Ashore, Selby’s staff assignments include duty as a company officer and instructor at the U.S. Naval Academy, service as the deputy director of the Navy’s liaison office to the U.S. House of Representatives and duty as the Submarine Platforms and Strategic Programs branch head in the Submarine Warfare Directorate on the Navy Staff. Following selection as an acquisition professional, he served as the program manager for both the Submarine Imaging and Electronic Warfare Systems Program Office (PMS 435) and the Advanced Undersea Systems Program Office (PMS 394).
As a flag officer, Selby served as commander, Naval Surface Warfare Centers (NSWC) from October 2014 to August 2016. In this position, he led more than 17,000 scientists, engineers, technicians and support personnel, both civilian and active duty, within eight Naval Surface Warfare Center divisions located across the country.

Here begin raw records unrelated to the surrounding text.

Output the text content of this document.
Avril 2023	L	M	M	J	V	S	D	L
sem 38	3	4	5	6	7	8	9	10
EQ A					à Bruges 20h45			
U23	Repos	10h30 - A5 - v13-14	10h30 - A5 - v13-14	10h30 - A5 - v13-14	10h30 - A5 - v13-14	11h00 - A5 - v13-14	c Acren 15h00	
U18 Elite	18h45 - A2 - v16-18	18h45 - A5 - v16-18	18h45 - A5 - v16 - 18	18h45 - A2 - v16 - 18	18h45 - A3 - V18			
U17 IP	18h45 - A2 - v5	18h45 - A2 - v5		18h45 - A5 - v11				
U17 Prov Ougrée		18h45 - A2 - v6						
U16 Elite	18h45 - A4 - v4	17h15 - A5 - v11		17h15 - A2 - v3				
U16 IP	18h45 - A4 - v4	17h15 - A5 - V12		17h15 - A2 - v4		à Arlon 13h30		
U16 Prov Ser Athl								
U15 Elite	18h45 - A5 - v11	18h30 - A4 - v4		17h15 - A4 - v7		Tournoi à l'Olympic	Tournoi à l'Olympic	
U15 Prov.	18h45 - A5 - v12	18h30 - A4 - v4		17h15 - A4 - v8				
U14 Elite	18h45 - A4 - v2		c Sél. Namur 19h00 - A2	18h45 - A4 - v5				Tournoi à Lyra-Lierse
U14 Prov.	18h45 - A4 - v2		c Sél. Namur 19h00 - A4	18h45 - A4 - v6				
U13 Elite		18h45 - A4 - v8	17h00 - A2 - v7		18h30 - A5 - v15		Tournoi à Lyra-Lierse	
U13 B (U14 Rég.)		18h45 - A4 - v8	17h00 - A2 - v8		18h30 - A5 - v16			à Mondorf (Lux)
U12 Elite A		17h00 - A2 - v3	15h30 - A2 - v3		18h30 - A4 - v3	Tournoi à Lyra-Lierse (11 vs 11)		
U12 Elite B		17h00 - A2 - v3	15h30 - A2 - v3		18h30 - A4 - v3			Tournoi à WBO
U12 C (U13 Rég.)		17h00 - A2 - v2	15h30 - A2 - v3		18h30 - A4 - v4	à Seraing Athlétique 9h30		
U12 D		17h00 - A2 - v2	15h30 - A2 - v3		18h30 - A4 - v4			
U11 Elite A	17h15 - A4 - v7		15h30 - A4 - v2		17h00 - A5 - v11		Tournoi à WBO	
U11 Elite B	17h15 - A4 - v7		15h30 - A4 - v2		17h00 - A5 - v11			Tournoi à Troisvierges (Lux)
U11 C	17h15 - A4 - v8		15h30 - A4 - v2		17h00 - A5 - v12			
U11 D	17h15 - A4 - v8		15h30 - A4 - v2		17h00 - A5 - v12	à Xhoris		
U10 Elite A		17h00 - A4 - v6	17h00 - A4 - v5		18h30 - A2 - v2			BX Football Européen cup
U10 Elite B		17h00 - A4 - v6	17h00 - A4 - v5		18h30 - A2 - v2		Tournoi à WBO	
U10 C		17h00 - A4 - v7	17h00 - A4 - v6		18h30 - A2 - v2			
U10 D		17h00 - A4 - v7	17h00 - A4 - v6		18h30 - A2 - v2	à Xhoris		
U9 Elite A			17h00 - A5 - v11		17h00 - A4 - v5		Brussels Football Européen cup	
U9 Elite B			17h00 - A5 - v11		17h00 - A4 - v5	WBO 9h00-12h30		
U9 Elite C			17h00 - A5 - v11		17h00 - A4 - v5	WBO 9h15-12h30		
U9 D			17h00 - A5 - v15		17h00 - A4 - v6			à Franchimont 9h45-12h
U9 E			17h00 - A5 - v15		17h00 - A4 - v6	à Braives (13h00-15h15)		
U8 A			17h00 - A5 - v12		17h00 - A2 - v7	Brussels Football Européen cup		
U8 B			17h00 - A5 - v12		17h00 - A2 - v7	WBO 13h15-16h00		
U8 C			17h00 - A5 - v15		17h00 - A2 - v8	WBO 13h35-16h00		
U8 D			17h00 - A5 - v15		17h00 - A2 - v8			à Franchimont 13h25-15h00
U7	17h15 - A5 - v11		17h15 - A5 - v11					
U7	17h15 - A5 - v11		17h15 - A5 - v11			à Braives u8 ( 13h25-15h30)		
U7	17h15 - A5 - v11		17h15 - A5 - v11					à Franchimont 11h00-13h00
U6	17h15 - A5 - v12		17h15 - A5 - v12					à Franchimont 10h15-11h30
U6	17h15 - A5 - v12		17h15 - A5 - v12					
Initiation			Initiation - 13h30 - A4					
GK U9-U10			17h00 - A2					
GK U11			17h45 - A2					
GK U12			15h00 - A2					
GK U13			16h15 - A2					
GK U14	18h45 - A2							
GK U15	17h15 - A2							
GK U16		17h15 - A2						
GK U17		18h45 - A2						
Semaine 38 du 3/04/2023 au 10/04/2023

From June 2016 until May 2020, he served as the Navy’s chief engineer and the Naval Sea Systems Command (NAVSEA) deputy commander for Ship Design, Integration and Naval Engineering (SEA 05), where he led the engineering and scientific expertise, knowledge and technical authority necessary to design, build, maintain, repair, modernize, certify and dispose of the Navy's ships, aircraft carriers, submarines and associated combat and weapons systems.
In May of 2020, he assumed command of the Office of Naval Research as the 26th chief of naval research.
NUWC Division Newport is a shore command of the U.S. Navy within the Naval Sea Systems Command, which engineers, builds and supports America’s fleet of ships and combat systems. NUWC Newport provides research, development, test and evaluation, engineering and fleet support for submarines, autonomous underwater systems, undersea offensive and defensive weapons systems, and countermeasures associated with undersea warfare.
NUWC Newport is the oldest warfare center in the country, tracing its heritage to the Naval Torpedo Station established on Goat Island in Newport Harbor in 1869. Commanded by Capt. Chad Hennings, NUWC Newport maintains major detachments in West Palm Beach, Florida, and Andros Island in the Bahamas, as well as test facilities at Seneca Lake and Fisher's Island, New York, Leesburg, Florida, and Dodge Pond, Connecticut.